Utrophin upregulation attracted as an alternate therapeutic approach to offset disease pathology and symptoms of lack of functional Dystrophin protein. Aryl hydrocarbon receptor (AhR) antagonist (Ex. Ezutromid) as an Utrophin up-regulator showed some promise in a Ph2 clinical trial in ameliorating disease symptoms and improving motor functions in DMD patients. However, Ezutromid failed in a 48-week Phase 2 clinical trial because of its poor pharmacokinetic (PK) properties.

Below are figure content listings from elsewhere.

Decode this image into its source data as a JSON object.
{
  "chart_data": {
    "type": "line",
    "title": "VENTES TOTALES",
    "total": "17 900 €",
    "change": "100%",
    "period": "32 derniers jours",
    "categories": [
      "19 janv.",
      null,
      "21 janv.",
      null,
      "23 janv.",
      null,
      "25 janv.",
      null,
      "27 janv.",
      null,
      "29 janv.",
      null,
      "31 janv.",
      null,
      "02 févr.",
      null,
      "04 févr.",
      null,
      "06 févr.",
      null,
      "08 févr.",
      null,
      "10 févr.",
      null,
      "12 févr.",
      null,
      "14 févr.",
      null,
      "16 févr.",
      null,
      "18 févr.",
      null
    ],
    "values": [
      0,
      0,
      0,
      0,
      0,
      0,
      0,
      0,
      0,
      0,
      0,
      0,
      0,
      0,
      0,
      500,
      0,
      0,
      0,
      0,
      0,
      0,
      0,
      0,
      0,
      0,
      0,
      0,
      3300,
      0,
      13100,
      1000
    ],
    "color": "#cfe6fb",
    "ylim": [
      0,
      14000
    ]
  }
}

We previously, showed that PEPR112 (identified using our proprietary pepAI platform) was a more potent antagonist of AhR (IC50 – 1.53 uM) in a cell-based gene reporter assay and an utrophin upregulation (1.62 fold) in C2C12 mouse skeletal muscle myoblasts compared to Ezutromid (AhR antagonist IC50 – 4.16 uM). Now, we have characterized the ‘in vivo’ efficacy of PEPR112 in the mouse D2-Mdx model of DMD. PEPR112 was found to significantly improve skeletal muscle function and strength parameters in a dose dependent manner along with amelioration of tissue inflammation and fibrosis in histological analysis.
PEPR112 is an US FDA approved oral generic drug with good PK and broader safety profile including in paediatric population (3 to 16 years). Our findings show that the repurposing of PEPR112 as a drug to upregulate utrophin for the treatment of DMD could provide a potential of access to patients with quicker time of development in a cost-effective manner.